Again, we must remember that the Columban monks were founders of churches, some of which date immediately after the time of Columba, and it is natural to suppose that these churches were called after the saint, and dedicated to him. Derry and Durrow were the most important foundations of Columba. " The age of Christ A.D. 535, the church of Doire Calgaich (Derry) was founded by Columbkille, the place having been granted by his own tribe, i.e., the race of Conall Gulban, son of Nial." The Annals of Ulster give the date as 545, and Dr. Reeves accepts it as the true date. Doire or Daire signifies an oak wood, and it is called by Adamnan Roboretum Calgachi. Calgach was a man's name, common among the ancient Irish, and signifies "fierce warrior." Doire Calgach was the old pagan name used for ages before the time of St. Columba, and it was so called until the tenth or eleventh century, when the name was changed to Derry Columbkille. The oaks of Derry were famous trees; a great storm occurred there in 1178, which prostrated one hundred and twenty of them. In Trias Thaum.  Derry is described "Doire Chalguich priscis, nunc vulgo Doire Cholumchille et latine Doria nunc sedes Episcopalis et civitas nobilis in Tirconnalia region e Ultoniae." Derry was a favourite spot with the saint :

"The reason why I love Derry is,
For its quietness, for its purity;
Crowded full of heaven's angels
Is every leaf of the oaks of Derry."

The original church was called Black Church, as we find stated in the ancient lines of Tighernach:
"Three years without light was Columb in his Black Church. 
He passed to angels from his body,
After seven years and seventy."

Again, we find in an old document of the fourteenth century, the church called Cella Nigra, and it is probable that it was so called to distinguish it from the more modern church erected in 1164.
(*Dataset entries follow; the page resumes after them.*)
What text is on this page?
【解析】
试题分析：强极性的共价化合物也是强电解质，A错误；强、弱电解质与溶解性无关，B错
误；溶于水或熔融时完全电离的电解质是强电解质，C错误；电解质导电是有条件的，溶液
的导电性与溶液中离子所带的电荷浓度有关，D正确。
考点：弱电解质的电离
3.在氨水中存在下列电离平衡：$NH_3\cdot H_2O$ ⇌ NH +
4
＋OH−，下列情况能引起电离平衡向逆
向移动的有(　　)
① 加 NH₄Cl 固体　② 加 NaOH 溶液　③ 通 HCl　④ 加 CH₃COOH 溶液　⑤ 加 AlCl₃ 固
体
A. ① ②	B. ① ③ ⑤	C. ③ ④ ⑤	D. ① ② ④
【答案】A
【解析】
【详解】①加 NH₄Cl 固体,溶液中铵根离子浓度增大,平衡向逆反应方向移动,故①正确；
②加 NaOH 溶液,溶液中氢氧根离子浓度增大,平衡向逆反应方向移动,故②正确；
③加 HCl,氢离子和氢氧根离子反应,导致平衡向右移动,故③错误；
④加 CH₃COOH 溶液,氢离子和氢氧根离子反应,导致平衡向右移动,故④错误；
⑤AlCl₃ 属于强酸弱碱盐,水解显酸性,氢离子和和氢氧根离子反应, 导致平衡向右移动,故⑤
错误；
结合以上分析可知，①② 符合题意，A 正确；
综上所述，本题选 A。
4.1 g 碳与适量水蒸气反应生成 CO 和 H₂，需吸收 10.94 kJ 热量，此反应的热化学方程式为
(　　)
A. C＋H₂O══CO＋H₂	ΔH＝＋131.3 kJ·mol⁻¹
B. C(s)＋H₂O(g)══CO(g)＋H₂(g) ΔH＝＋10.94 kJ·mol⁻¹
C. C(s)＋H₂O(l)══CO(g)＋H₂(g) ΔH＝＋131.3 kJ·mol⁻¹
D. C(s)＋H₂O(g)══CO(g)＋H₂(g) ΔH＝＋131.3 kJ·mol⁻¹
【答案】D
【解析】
Durrow was the best known of Columba's churches. The Annals of Clonmacnoise state that "Hugh MacBrenayn, king of the country of Teffia that granted Dorowe to St. Columbkille, A.D. 588." The Four Masters dates it 585. Dairmach (Durrow) is situated in the north of the King's County, close to the boundary of Westmeath. Durrow, at the period of its foundation comprised part of the territory of Teffia, and the chieftain Brendan, who bestowed it upon St. Columba, was ancestor of the O'Carharney clan, whose name was afterwards changed to Fox.

 Adamnan describes Durrow thus:- " Vir Beatus in medi terranea Hiberniae parte Monasterium quod Scotice dicitur Darmaig divino fundavit nutu."

Venerable Bede tells us, " Fecerat (Columbae) priusquam Britanniam veniret monasterium nobile in Hibernia quod acopia Roborum Dearmach lingua Scotorum hoc est campus Roborum cognominatur."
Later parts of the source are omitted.